Cam reasoned with the board members. He told them that in his view, being in the jungle meant they were in aviation whether they liked it or not. In the end, Cam did not manage to bring the group around to his point of view, but he did get them to agree that the project could go ahead on one condition: Forty thousand dollars had to be in the bank for the project by the next board meeting, scheduled for 1949.
Chapter 18
The Pavilion
Cameron Townsend had no doubt that God wanted SIL involved in aviation. Everywhere he went he enthusiastically spoke about his vision of having airplanes ferrying Wycliffe Bible translators in and out of the jungle all over the world. Soon others began to embrace the vision, too. A small committee was set up to oversee the project, and money began to trickle in. A grocer in San Diego, California, donated a small airplane that was sold and the money put away in a designated bank account to buy bigger, more useful aircraft.

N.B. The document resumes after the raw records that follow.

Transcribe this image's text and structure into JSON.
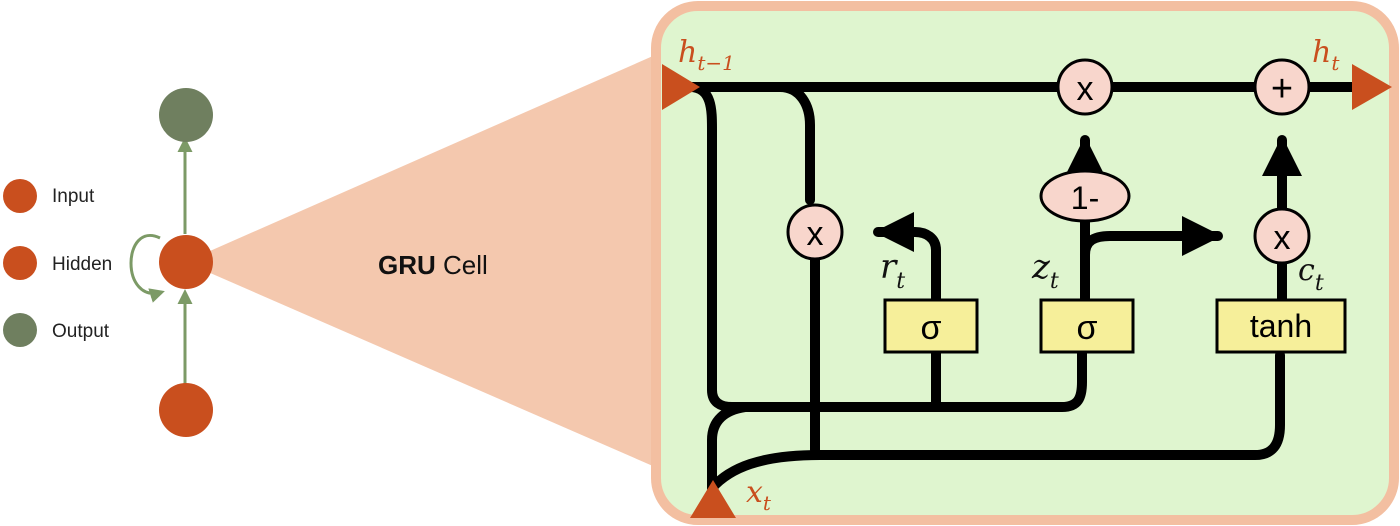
{
  "colors": {
    "input_node": "#c94f1e",
    "hidden_node": "#c94f1e",
    "output_node": "#6f7f5f",
    "arrow_green": "#7c9a66",
    "cone_fill": "#f3c2a5",
    "cell_fill": "#dff5cf",
    "cell_border": "#f3bfa1",
    "op_circle_fill": "#f8d6cc",
    "gate_box_fill": "#f6ef9a",
    "line_color": "#000000",
    "io_arrow": "#c94f1e",
    "io_label": "#c94f1e"
  },
  "legend": {
    "input_label": "Input",
    "hidden_label": "Hidden",
    "output_label": "Output"
  },
  "title": {
    "bold": "GRU",
    "rest": " Cell"
  },
  "cell": {
    "h_prev_label": "h",
    "h_prev_sub": "t−1",
    "h_out_label": "h",
    "h_out_sub": "t",
    "x_label": "x",
    "x_sub": "t",
    "r_label": "r",
    "r_sub": "t",
    "z_label": "z",
    "z_sub": "t",
    "c_label": "c",
    "c_sub": "t",
    "op_multiply_reset": "x",
    "op_multiply_update": "x",
    "op_multiply_candidate": "x",
    "op_add": "+",
    "one_minus": "1-",
    "gate_reset": "σ",
    "gate_update": "σ",
    "gate_candidate": "tanh"
  }
}
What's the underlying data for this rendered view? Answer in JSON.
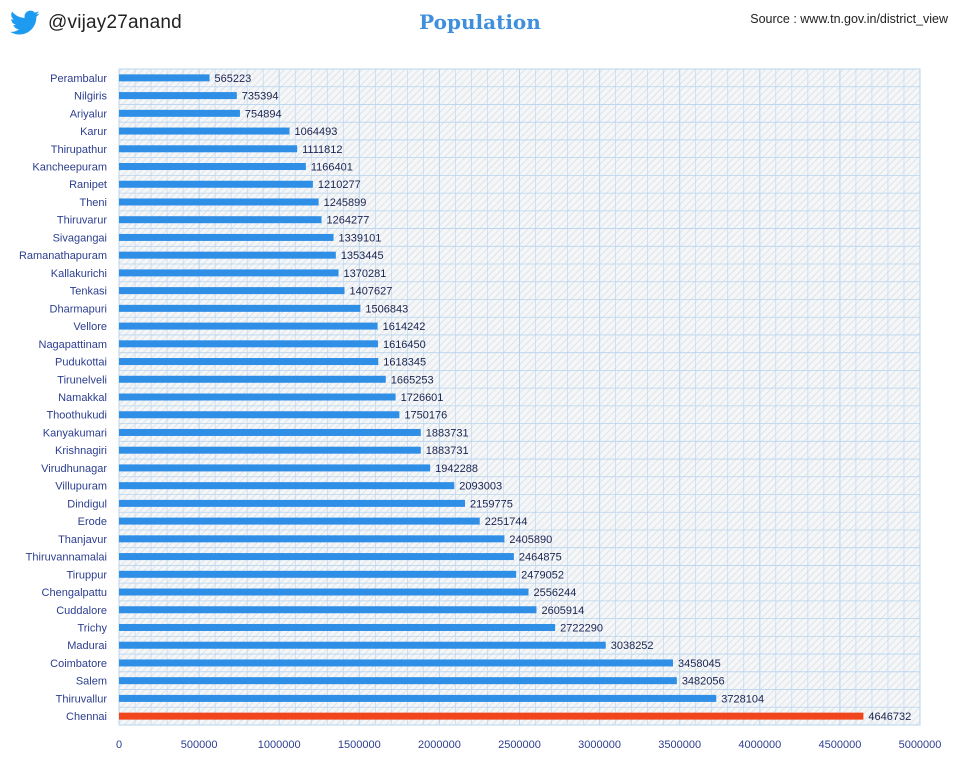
{
  "header": {
    "handle": "@vijay27anand",
    "title": "Population",
    "source": "Source : www.tn.gov.in/district_view"
  },
  "icons": {
    "brand": "twitter-bird-icon"
  },
  "colors": {
    "bar": "#2f8ee6",
    "highlight": "#f0451d",
    "title": "#3f8fdd",
    "grid": "#b9d4ee"
  },
  "chart_data": {
    "type": "bar",
    "orientation": "horizontal",
    "title": "Population",
    "xlabel": "",
    "ylabel": "",
    "xlim": [
      0,
      5000000
    ],
    "xticks": [
      0,
      500000,
      1000000,
      1500000,
      2000000,
      2500000,
      3000000,
      3500000,
      4000000,
      4500000,
      5000000
    ],
    "grid": true,
    "legend": "none",
    "highlight_category": "Chennai",
    "categories": [
      "Perambalur",
      "Nilgiris",
      "Ariyalur",
      "Karur",
      "Thirupathur",
      "Kancheepuram",
      "Ranipet",
      "Theni",
      "Thiruvarur",
      "Sivagangai",
      "Ramanathapuram",
      "Kallakurichi",
      "Tenkasi",
      "Dharmapuri",
      "Vellore",
      "Nagapattinam",
      "Pudukottai",
      "Tirunelveli",
      "Namakkal",
      "Thoothukudi",
      "Kanyakumari",
      "Krishnagiri",
      "Virudhunagar",
      "Villupuram",
      "Dindigul",
      "Erode",
      "Thanjavur",
      "Thiruvannamalai",
      "Tiruppur",
      "Chengalpattu",
      "Cuddalore",
      "Trichy",
      "Madurai",
      "Coimbatore",
      "Salem",
      "Thiruvallur",
      "Chennai"
    ],
    "values": [
      565223,
      735394,
      754894,
      1064493,
      1111812,
      1166401,
      1210277,
      1245899,
      1264277,
      1339101,
      1353445,
      1370281,
      1407627,
      1506843,
      1614242,
      1616450,
      1618345,
      1665253,
      1726601,
      1750176,
      1883731,
      1883731,
      1942288,
      2093003,
      2159775,
      2251744,
      2405890,
      2464875,
      2479052,
      2556244,
      2605914,
      2722290,
      3038252,
      3458045,
      3482056,
      3728104,
      4646732
    ]
  }
}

Even after he returned to Peru to continue his work there, Cam was constantly writing letters to people and explaining the need for reliable transportation for SIL missionaries. Just to underscore the point he was making, into each letter he would tuck a few photographs of him and Elaine in the hospital after the plane crash.
Besides letter writing, the Townsends had a lot to keep them busy. They built a new hut for the three of them to live in, and then they added an extra room when they found out Elaine was expecting a baby due in May 1948. Cam and Elaine named their second daughter Joy.
The Townsends did not have much money to buy building materials, and Cam did the best he could with what he had. He nailed together a wooden frame for the roof and walls, and Elaine sewed together some sheets of canvas fabric which were then pulled over the frame to form a roof and walls. Although the hut looked like a big tent, it was Cam and Elaine’s first home, and they loved it, at least until the rainy season came. During the rainy season, the hut became unbearably hot inside, and the bugs seemed to fight each other to get inside!
By September 1949, the work of SIL in Peru was progressing well, especially since the organization had added its first shortwave radio transmitter and receiver. The radio helped the Wycliffe translators keep in touch with each other, and with Dr. Altig when emergencies arose. The usefulness of the shortwave radio made Cam even more determined to work towards using airplanes on the mission field.
Towards the end of September, Cam flew to Oklahoma for the scheduled SIL board meeting. When he arrived, he found $41,000 waiting in the account to be used to buy and maintain airplanes. Cam had met the goal set at the previous board meeting, with a thousand dollars to spare. As a result, it was agreed that Jungle Aviation and Radio Service, or JAARS for short, should be established. Cam was elated by the result of the meeting.
Cam arrived back home in Peru just in time for the birth of his third child, another daughter, whom they named Elainadel. The baby was born on December 28, 1949, the day after her sister Grace’s third birthday. Elaine now had her hands full.